The combustor of claim 1, wherein the scoop has a first edge and a second edge, each disposed on opposing sides of the scoop, each having a first edge portion adjacent to the first leg of the scoop and a second edge portion adjacent to the second leg of the scoop, and wherein, when viewed from an upstream side of the combustor generally along a central axis of the combustor, the first edge portion of the first edge and the first edge portion of the second edge form intersecting lines at a first angle, and wherein, when viewed from an upstream side of the combustor generally along the central axis of the combustor, the second edge portion of the first edge and the second edge portion of the second edge form intersecting lines at a second angle, wherein the second angle is greater than the first angle.

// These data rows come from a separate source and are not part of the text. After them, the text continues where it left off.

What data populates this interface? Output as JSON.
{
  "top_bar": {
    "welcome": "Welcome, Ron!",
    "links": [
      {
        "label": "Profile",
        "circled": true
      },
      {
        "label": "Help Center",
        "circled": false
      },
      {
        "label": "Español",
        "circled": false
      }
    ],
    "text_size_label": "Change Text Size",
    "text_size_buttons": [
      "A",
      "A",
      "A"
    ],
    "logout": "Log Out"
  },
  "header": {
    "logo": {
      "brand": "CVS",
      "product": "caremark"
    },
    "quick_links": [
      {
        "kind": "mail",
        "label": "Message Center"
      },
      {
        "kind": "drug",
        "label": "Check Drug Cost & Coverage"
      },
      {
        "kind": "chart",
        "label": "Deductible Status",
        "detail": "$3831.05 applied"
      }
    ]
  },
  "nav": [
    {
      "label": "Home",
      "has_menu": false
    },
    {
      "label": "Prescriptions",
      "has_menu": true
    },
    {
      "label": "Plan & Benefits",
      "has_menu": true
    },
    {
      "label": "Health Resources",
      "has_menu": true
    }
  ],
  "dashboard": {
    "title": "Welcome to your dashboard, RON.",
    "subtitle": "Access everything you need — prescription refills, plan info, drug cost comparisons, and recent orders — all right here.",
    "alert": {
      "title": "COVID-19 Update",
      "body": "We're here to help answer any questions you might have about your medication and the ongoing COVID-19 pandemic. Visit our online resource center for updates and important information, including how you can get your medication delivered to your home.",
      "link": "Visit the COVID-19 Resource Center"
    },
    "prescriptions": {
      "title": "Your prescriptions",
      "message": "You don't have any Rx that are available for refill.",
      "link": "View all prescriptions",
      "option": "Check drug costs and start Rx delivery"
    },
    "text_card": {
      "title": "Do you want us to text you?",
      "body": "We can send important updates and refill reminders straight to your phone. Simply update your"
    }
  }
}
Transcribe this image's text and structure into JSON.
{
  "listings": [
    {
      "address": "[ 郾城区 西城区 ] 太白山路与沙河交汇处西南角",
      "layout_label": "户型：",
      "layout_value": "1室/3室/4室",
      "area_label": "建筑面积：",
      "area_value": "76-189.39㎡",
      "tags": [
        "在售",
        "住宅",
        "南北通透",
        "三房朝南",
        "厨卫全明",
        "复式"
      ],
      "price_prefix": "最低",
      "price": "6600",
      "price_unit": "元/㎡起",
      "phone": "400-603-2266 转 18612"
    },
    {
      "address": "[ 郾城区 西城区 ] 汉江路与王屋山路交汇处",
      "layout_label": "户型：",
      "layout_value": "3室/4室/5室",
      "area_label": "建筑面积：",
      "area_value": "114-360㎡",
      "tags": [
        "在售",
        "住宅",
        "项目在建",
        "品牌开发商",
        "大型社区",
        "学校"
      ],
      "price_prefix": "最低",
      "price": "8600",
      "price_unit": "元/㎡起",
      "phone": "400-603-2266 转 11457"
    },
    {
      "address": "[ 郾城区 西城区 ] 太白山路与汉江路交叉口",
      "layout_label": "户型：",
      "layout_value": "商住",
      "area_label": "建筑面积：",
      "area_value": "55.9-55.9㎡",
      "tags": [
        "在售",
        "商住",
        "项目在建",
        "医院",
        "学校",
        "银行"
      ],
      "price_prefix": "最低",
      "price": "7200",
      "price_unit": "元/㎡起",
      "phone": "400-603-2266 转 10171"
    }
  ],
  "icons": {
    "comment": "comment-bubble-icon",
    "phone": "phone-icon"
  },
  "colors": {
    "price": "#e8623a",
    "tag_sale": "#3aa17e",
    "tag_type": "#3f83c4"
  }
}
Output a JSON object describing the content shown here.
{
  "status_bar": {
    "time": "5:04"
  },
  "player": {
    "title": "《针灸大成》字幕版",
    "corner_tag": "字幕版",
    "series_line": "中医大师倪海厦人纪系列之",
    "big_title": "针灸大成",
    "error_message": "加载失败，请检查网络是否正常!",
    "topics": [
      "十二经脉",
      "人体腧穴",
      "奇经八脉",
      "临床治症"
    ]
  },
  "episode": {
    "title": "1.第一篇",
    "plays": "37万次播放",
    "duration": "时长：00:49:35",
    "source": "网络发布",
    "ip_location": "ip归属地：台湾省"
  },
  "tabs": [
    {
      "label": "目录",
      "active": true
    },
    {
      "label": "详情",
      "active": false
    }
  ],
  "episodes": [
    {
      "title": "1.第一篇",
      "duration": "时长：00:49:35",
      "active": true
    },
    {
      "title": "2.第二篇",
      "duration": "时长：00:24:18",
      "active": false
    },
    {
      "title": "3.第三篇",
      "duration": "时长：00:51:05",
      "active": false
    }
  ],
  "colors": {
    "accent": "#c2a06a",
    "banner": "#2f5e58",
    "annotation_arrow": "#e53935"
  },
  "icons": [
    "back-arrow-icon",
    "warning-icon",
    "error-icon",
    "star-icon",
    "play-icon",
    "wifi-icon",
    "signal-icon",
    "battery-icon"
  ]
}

The combustor of claim 3, wherein a vertex of the second angle is coaxial with an axis of the premixer nozzle entrance with which the scoop is associated.
The combustor of claim 5, wherein the first edge portion of the first edge, when viewed from an upstream side of the combustor generally along the central axis of the combustor, is aligned generaly radially with respect to the central axis of the combustor, and wherein the first edge portion of the second edge, when viewed from an upstream side of the combustor generally along the central axis of the combustor, is aligned generally radially with respect to the central axis of the combustor.